MACS2129-1 is a massive galaxy in the early Universe, at a redshift of 2.15, that is no longer forming stars but which exhibits surprisingly rapid rotation in its stellar disc, like our Milky Way. This unexpected dead and rotating massive galaxy is the subject of a detailed study by an international group of researchers led by Sune Toft (Niels Bohr Institute, Copenhagen) and including Anna Gallazzi and Stefano Zibetti (INAF-Arcetri Astrophysical Observatory).

This is the first time that a rapidly rotating disc has been observed in a primordial massive galaxy that is no longer forming new stars: MAC2129-1 poses into question theories according to which star formation in massive galaxies is quenched as a consequence of catastrophic events that destroy the ordered stellar motion in their disc and transform them into spheroidal systems. In the local Universe galaxies that form stars have a disc-like morphology and their stars rotate on approximately circular orbits, like the Milky Way, while passive galaxies that have stopped forming stars have spheroidal morphologies and chaotic stellar motions. This is not the case of the primordial massive galaxy MACS2129-1.

It has been possible to uncover the nature of MACS2129-1 thanks to observations gathered with the spectrograph X-Shooter on VLT and with the Hubble Space Telescope. These detailed observations were facilitated by the fact that this galaxy happens to lie behind a galaxy cluster closer to us which acts as a gravitational lens, amplifying the signal and stretching the image of MACS2129-1, allowing to study the distribution and kinematics of the stars in the galaxy (see Figure 1).

STSCI MACS2129 Figure 1: HST color-composite image of the cluster MACS2129 which acts as a gravitational lens, magnifying and distorting the distant background galaxy MACS2129-1, shown in the top box. The middle box is a blown-up view of the lensed galaxy. The bottom box shows the reconstructed source image, based on lensing modelling, i.e. how the galaxy would look like if the foreground cluster were not present. Credits: NASA, ESA and S. Toft, M. Postman and the CLASH team.

While the images obtained with the Hubble Space Telescope were instrumental to reconstruct the complex gravitational lens through which we observe MACS2129-1 and correct for its distortions, the spectroscopic data from X-Shooter on VLT (see Figure 2) were crucial to determine the nature of this galaxy as a rapidly rotating disc.
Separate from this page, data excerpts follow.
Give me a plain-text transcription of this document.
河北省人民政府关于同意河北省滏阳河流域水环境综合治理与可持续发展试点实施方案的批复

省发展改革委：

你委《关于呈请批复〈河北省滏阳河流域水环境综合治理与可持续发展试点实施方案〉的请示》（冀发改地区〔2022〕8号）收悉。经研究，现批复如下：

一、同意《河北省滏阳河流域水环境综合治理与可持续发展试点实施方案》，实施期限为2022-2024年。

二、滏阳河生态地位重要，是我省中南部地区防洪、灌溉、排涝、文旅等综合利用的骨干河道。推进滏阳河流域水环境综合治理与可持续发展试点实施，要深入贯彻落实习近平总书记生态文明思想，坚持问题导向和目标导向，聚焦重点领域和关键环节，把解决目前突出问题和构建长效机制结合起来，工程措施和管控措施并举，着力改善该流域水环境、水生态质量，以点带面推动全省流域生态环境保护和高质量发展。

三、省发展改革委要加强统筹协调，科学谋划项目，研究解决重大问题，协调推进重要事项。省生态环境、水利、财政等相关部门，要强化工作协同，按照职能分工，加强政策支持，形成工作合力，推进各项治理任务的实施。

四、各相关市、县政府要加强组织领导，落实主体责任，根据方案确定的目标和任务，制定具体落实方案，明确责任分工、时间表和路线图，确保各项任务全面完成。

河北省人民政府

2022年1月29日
A detailed analysis of the spatially-resolved spectroscopic data allowed, on one hand, to determine that this galaxy has stopped forming stars since already one billion years at the time of observations and that it is a mature galaxy in terms of mass formed and degree of chemical enrichment, and, on the other hand, to reveal that the stars in MACS2129-1 are rotating around its centre at a speed of more than 500 km/s, twice as fast as those in the Milky Way. This is incompatible with a catastrophic event, such as a galaxy merger, is responsible of the suppression of star formation.

Xshooter MACS2129
Figure 2: Rest-frame UV-optical XShooter spectrum of MACS2129-1. In the upper panel the whole spectrum is plotted as a function of observed wavelength; in the lower panel the spectrum is plotted as a function of rest-frame wavelength and zoomed onto the most important absorption features used to analyse the stellar populations and their kinematics. Important emission lines are highlighted in orange. The insets show color-composite HST images as observed (left) and on the reconstructed source plane according to the lens model (right). Taken from Toft et al, 2017, Nature.

Further observations on more galaxies at early cosmic epochs are required in order to understand how typical systems like MACS2129-1 are in the early Universe and thus put constraints on the mechanisms that quench star formation and lead early galaxies to evolve into their present-day descendants. The James Webb Telescope and the Extremely Large Telescope will have a decisive role in this search.

The results of this study are published in the June 22 issue of the journal Nature, “A massive, dead disk galaxy in the early Universe”, Toft S. et al.